Vor allem seit dem Mauerfall wird die Privatisierung der öffentlichen Versorger (Strom, Gas, Wasser, Kommunikation usw.) mit Nachdruck vorangetrieben. Die mächtigen Befürworter der freien, neoliberalen Marktwirtschaft wiederholen wie ein Mantra, dass privates Unternehmertum effizienter und effektiver bei der Bedürfnisbefriedigung sei und für mehr Wettbewerb und dadurch niedrigere Preise sorge. Mittlerweile ist klar geworden, dass dies eben oft nicht der Fall ist. Diese öffentlichen Versorger wurden in jahrzehntelanger Gemeinschaftsarbeit mit Steuergeldern aufgebaut und ohne Entschädigung der Steuerzahler in das private Eigentum einer begrenzten Anzahl von Kapitaleignern überführt. Da nun das Profitmotiv das überragende Ziel darstellt, besteht ein verstärkter Anreiz, sich eher auf die lukrativen Geschäftsbereiche zu konzentrieren und die weniger lukrativen entweder einzustellen oder für ihren Weiterbetrieb staatliche Subventionen einzufordern.

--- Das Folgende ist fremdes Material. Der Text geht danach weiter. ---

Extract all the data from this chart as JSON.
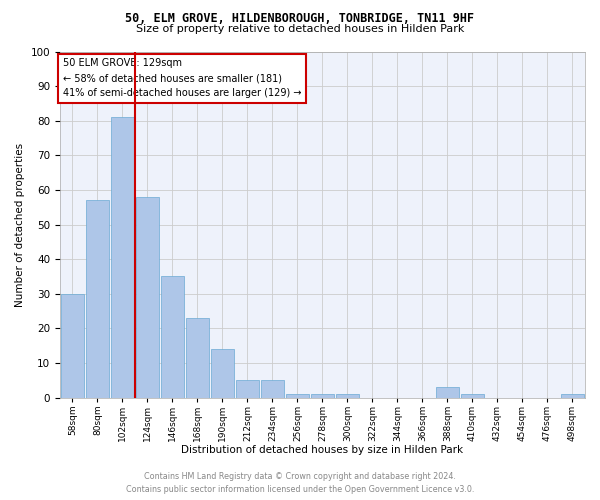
{
  "title1": "50, ELM GROVE, HILDENBOROUGH, TONBRIDGE, TN11 9HF",
  "title2": "Size of property relative to detached houses in Hilden Park",
  "xlabel": "Distribution of detached houses by size in Hilden Park",
  "ylabel": "Number of detached properties",
  "footer1": "Contains HM Land Registry data © Crown copyright and database right 2024.",
  "footer2": "Contains public sector information licensed under the Open Government Licence v3.0.",
  "categories": [
    "58sqm",
    "80sqm",
    "102sqm",
    "124sqm",
    "146sqm",
    "168sqm",
    "190sqm",
    "212sqm",
    "234sqm",
    "256sqm",
    "278sqm",
    "300sqm",
    "322sqm",
    "344sqm",
    "366sqm",
    "388sqm",
    "410sqm",
    "432sqm",
    "454sqm",
    "476sqm",
    "498sqm"
  ],
  "values": [
    30,
    57,
    81,
    58,
    35,
    23,
    14,
    5,
    5,
    1,
    1,
    1,
    0,
    0,
    0,
    3,
    1,
    0,
    0,
    0,
    1
  ],
  "bar_color": "#aec6e8",
  "bar_edge_color": "#6aaad4",
  "vline_color": "#cc0000",
  "vline_x_index": 2.5,
  "annotation_title": "50 ELM GROVE: 129sqm",
  "annotation_line2": "← 58% of detached houses are smaller (181)",
  "annotation_line3": "41% of semi-detached houses are larger (129) →",
  "annotation_box_color": "#ffffff",
  "annotation_box_edge": "#cc0000",
  "ylim": [
    0,
    100
  ],
  "background_color": "#eef2fb"
}
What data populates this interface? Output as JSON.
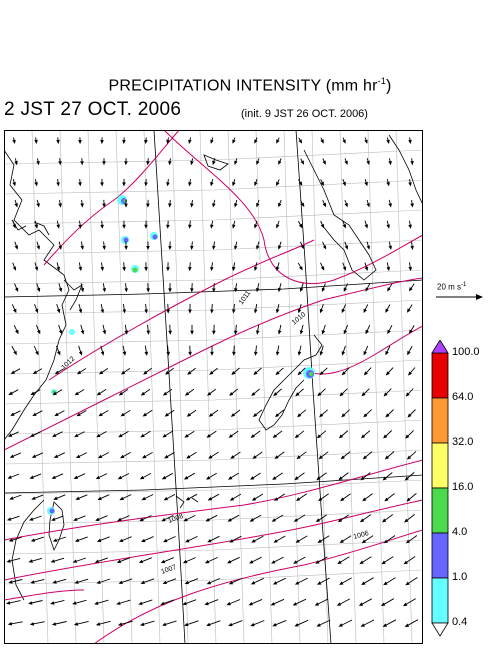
{
  "header": {
    "title": "PRECIPITATION INTENSITY (mm hr",
    "title_exp": "-1",
    "title_end": ")",
    "valid_time": "2 JST 27 OCT. 2006",
    "init_time": "(init. 9 JST 26 OCT. 2006)"
  },
  "wind_ref": {
    "label": "20 m s",
    "exp": "-1"
  },
  "colorbar": {
    "levels": [
      "100.0",
      "64.0",
      "32.0",
      "16.0",
      "4.0",
      "1.0",
      "0.4"
    ],
    "colors": [
      "#e60000",
      "#ff9933",
      "#ffff66",
      "#4cd94c",
      "#6666ff",
      "#66ffff"
    ],
    "top_arrow_color": "#b040ff",
    "bottom_arrow_color": "#ffffff"
  },
  "isobar_labels": [
    {
      "text": "1011",
      "angle": -55
    },
    {
      "text": "1010",
      "angle": -40
    },
    {
      "text": "1012",
      "angle": -45
    },
    {
      "text": "1008",
      "angle": -20
    },
    {
      "text": "1007",
      "angle": -20
    },
    {
      "text": "1006",
      "angle": -15
    }
  ],
  "colors": {
    "isobar": "#cc0066",
    "frame": "#000000"
  }
}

Es steht nicht mehr die optimale Versorgung der Bevölkerung mit Strom oder Wasser zu einem vernünftigen Preis im Mittelpunkt, sondern die Maximierung des Shareholder Value. Das Beispiel des geplanten Berliner Volksbegehrens „Unser Wasser – Schluss mit Geheimverträgen“ zeigt, dass Bürger und Staat letztendlich oft tiefer in die Tasche greifen müssen, damit die privatisierten Versorger ihre vertraglich garantierten Renditen einstecken können.

Die Menschen in Berlin, die sich gegen das Projekt Mediaspree sowie gegen steigende Mieten und die daraus resultierende Verdrängung der ärmeren Bevölkerung an den Stadtrand wehren, folgen einer langen Tradition des Widerstandes gegen den Raub öffentlicher Güter. In den Mainstreammedien wird dieser Kampf oft entwertet und herabgesetzt, indem er als Neiddebatte verkleidet wird. Vielleicht ist der Neid eher auf Seiten der Besitzenden, die sich bedroht fühlen von Aktivisten, die versuchen, sich alternative Gesellschaftsformen und neue Leitbilder vorzustellen, die sich an menschlichen Bedürfnissen orientieren und die menschliche Schöpfungskraft fördern. Es ist ein Neid, der sich auch in der Einstellung „wer nicht arbeitet, soll auch nicht essen“ widerspiegelt, dass nur ja niemand etwas umsonst bekommt. Oder man könnte sagen, es sollen nur noch diejenigen die beste Aussicht genießen, die sie auch bezahlen können, zum Teufel mit dem Pöbel. Die logische Konsequenz dieser Entwicklung wäre, dass auch saubere Atemluft eines Tages zur Ware würde.